Article Thumbnail

Americans Reveal Their Shitty Healthcare Solutions in Coronavirus Memes

Flintstones vitamins won’t save you, but I’m not hearing any better ideas

Okay, so, re: coronavirus. It’s time to panic? Kinda seems that way. Or, more accurately, we should have been panicking weeks ago. The major sports leagues are suspending their seasons; Tom Hanks and Rita Wilson caught the bug; Trump took the drastic step of slogging through a live address meant to calm the markets (it didn’t!) and slapped another travel ban on the problem. Also, when I went to the grocery store yesterday, people were buying toilet paper in a full-blown mania — I was lucky, meanwhile, to get the last case of pamplemousse La Croix.

And, well, there’s this:

The U.S. population is roughly 330 million, so, worst case, your chance of catching this disease is roughly the same as losing a coin flip. Those are bad enough odds that the right-wing savants paid to tell us that the free market cures anything are now on the point of advocating for socialized medicine. But the fact remains: We have no such infrastructure, and we will suffer as a result.

If that surprises the American exceptionalists among us, it also validates the griping of millennials who routinely fight tooth and nail with overpriced insurance providers for the most basic dignity and care when facing a medical crisis, even opting to crowdfund the necessary procedures and prescriptions they cannot afford. Elsewhere, the younger generations must always turn to the dubious preventative measures that fit within their wanting budgets.

And it’s no different with COVID-19:

To be clear, no doctors or government officials have said that ginger ale wards off the novel coronavirus. But did I drink a ginger ale last night and feel a surge of invincibility? You goddamn know I did. The idea of going to a hospital or urgent care clinic for a severe illness is that far-fetched to me — I’m actually depending on soda to head off the possibility.

That doesn’t say much for my intellectual seriousness, or the general attitude in this country toward effective precaution, but it says tons about a health-care system that accrues higher levels of public distrust with each passing hour of this pandemic and never did much to earn our respect in the first place.
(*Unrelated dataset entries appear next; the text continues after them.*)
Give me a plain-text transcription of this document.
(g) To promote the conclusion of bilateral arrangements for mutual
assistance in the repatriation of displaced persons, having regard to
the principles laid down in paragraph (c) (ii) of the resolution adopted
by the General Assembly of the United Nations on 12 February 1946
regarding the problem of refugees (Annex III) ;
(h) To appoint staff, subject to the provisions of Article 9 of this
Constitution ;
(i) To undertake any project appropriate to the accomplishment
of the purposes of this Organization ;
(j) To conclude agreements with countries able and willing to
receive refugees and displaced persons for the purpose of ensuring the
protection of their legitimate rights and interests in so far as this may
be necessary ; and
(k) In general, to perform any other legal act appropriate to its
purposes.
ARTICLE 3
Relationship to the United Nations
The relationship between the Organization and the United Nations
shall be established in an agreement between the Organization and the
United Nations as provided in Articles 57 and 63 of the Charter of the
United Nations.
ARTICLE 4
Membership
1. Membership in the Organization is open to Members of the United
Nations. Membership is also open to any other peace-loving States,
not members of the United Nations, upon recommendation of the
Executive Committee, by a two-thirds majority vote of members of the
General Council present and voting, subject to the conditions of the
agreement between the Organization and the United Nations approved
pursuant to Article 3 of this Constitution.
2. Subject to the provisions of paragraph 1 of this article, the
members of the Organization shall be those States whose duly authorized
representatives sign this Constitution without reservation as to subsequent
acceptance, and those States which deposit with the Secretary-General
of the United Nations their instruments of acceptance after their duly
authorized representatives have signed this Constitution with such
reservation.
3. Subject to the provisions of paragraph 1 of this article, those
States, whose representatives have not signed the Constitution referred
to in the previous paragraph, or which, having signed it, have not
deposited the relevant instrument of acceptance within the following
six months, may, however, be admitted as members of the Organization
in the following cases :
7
When it comes to a choice between home remedies inherited from our grandparents and putting ourselves in the hands of professionals, at least the former is somewhat comforting.

As with many darker memes, the concept of defeating coronavirus with, say, Flintstones chewable vitamins is at once a joke and deadly serious commentary. It’s the gallows humor of a demographic aware that they lack either the wealth or influence to sufficiently protect their fragile bodies, and will have to take comfort in what amounts to a limited range of placebos.

Of course, late capitalism has done nothing to avert this goofy fatalism — for as long as we can remember, companies have profited from it, peddling quack “cold-busting” supplements like Airborne and, within the $4.2 trillion wellness industry, everything from herbal concentrates to essential oils. The sad truth is that while these pills and substances can also be expensive, they are often still more affordable than an actual pharmacy, and sometimes a greater relief to people who count themselves betrayed or underserved by the frosty medical establishment.

At this moment, almost no one is denying the virus will continue to spread, with the number of cases rising precipitously in the U.S. Making light of the dire and deadly situation with this kind of content (as we did with the outbreak of “World War III” chatter early this year) is perhaps the best recourse we have to acknowledge our helplessness and, more to the point, disgust with a political culture that can’t be bothered with accurate science or the preparations that would follow from an informed background.

The palpable anxiety in the air is matched by a dawning realization that many of us have already had, but never in such communion, on such a grand scale: We’ve been left to fend for ourselves, to live as we will and abet contagion through our ignorance. Millennials are insulted as a cohort raised on “participation trophies,” hollow tokens of success and extraordinary promise, yet it may be the ritual items of our vulnerability — the cabinet full of Advil, cough syrup, gummy vitamins and zinc lozenges; the pantries stocked with chicken-flavored ramen, lemon tea and saltine crackers — that characterize us best. We cannot afford to get sick, and we cannot afford to get well. So we carry on with what little we possess.